Expected value is the mean average of a large number of independent, variable outcomes. We’ll try to translate that a bit. Expected value is a sort of predicted outcome of a variable, based on the average probability of each outcome. Let’s explain with a quick example.
Say you’re rolling a 6-sided die a thousand times. We’ll use dice because every outcome is equally likely, and there are six of them. If you keep rolling the dice, you’ll statistically eventually get the same outcome a roughly equal number of times.
If we add all of the results together and divide them by the number of rolls, we’ll probably get somewhere around 3.5. That’s the expected value of rolling dice. Every time you roll dice, the result will be 3.5 on average.
Keep in mind that the definition of expected value may slightly vary depending on who you ask. For example, in investment economics, the expected value (EV) is an anticipated average value for an investment in the future. It uses the same principles but for different purposes.
Importantly, expected value in the context of gambling and investments shows the profit or loss you’re about to see.
In other words, expected value in gambling shows how much your stake is going to change and not just the flat total.
Expected Value and House Edge
Now let’s go back to casino games and how any of this relates to them. You may have noticed that all this talk of probability ties in closely to Return to Player rates, or RTP. There’s a reason for that.
First of all, you have to understand that all casino games were designed to give players a negative expected value. That’s why they say that the house always wins. On average, every bet made at a casino will lose. That’s what luck-based gambling is actually all about – hoping for results that are decidedly not average.
Return to Player is basically an inverted, percentage representation of the expected value of a bet. Again, let’s translate.
By inverted, we mean that you’re representing how much of your stake you’ll keep, not how much your stake will change. Basically, RTP is your stake minus the expected value.
This leads us to the next conclusion: that the terms expected value and house edge are almost interchangeable. They show the same thing in a slightly different way.
Specifically, expected value in gambling does take into account the size of your stake. For instance, say you’re betting $10 in a game of European roulette. As we all know, it has an RTP of 97.30%, which means the house edge is 100-97.3=2.7%.
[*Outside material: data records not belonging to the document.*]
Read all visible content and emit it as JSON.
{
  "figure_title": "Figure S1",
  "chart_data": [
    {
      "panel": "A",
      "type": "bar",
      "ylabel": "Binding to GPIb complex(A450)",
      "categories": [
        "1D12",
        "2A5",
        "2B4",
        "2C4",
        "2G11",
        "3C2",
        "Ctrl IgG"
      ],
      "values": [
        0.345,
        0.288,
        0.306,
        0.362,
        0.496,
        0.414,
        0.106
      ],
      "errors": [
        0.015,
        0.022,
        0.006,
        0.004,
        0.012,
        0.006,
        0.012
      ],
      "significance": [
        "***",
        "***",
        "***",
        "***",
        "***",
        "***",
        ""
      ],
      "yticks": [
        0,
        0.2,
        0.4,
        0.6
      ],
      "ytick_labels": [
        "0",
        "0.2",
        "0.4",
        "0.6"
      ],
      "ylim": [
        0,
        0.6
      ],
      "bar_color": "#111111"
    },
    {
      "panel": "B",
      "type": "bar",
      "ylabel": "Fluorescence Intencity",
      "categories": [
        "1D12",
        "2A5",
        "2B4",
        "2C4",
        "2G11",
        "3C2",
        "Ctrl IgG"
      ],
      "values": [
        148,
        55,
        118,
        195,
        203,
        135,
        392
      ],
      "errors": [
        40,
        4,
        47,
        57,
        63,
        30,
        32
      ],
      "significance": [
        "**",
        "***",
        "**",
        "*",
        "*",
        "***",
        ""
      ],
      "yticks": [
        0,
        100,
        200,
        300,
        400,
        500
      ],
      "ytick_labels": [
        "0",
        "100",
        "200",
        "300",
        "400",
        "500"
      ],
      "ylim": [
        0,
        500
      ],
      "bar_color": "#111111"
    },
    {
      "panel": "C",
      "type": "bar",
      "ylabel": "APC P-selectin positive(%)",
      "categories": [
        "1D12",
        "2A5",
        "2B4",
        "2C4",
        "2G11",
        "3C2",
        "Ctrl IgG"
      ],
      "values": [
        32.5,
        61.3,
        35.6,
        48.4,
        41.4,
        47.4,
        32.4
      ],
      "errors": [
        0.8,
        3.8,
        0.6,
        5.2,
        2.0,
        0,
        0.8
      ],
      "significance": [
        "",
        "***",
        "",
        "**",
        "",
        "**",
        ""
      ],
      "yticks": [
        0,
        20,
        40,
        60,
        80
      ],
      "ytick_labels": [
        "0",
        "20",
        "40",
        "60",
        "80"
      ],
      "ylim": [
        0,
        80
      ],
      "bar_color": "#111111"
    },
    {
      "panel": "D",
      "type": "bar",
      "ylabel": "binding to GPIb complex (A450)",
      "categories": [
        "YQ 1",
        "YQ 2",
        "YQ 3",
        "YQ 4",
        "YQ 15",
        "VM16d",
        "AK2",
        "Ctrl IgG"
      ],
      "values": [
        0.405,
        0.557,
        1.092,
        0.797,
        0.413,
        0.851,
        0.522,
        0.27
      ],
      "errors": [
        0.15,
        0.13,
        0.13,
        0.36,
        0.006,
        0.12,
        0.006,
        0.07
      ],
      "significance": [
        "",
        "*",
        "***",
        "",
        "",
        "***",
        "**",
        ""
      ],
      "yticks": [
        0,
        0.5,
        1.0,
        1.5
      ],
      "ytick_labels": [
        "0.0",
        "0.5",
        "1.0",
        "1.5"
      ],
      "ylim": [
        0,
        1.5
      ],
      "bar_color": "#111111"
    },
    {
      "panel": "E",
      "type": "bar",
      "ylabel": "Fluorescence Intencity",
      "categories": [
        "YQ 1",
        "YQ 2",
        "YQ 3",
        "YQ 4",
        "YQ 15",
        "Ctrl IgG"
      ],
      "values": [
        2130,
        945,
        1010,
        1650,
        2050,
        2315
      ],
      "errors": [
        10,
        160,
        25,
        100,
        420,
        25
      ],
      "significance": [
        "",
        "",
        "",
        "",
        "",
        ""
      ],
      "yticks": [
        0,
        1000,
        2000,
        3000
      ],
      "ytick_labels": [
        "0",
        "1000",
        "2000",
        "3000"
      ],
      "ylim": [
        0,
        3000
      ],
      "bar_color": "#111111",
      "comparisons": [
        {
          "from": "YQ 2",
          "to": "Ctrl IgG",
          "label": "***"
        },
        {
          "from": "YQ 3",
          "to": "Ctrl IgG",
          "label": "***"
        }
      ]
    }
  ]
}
If you keep making the same bet with the same stake over and over again, you will theoretically lose $0.27 each time. Some bets will win, others will lose, but on average, you’re losing 27 cents per spin. Like we said – the house always wins.
How to Calculate Expected Value of Any Bet
So now you know the expected value of roulette bets. What about other games?
We’ll go through some of the most popular ones later. For now, we’ll give you a simple formula for calculating the expected value of bets at any moment.
Expected Value=((probability to win) x (profit)-(proability to lose) x (stake) )/Stake
That’s fairly easy to remember. And we can confirm it using the roulette numbers from above. Let’s say you’re making an Even Money bet, which has a probability of success of 48.60%, which is 48.6/100 or 0.486. You can find the probabilities for all roulette bets in our guide.
Your stake is $10. The profit is also $10 – Even Money pays 1:1, after all.
Expected Value=( (48.6/100 x 10)-(51.3/100 x 10) )/10
Expected Value=( (0.486 x 10)-(0.513 x 10) )/10
Expected Value=(4.86-5.13 )/10
In other worlds, you’re expected to lose just under 3 cents with every roulette spin.
Before you ask – there’s no real way to get a positive expected value in gambling. As we said, the games were designed so that it’s always negative. The only real exception is counting cards in blackjack, which boils down to waiting until the deck offers positive expected value. That’s a story for another time, though.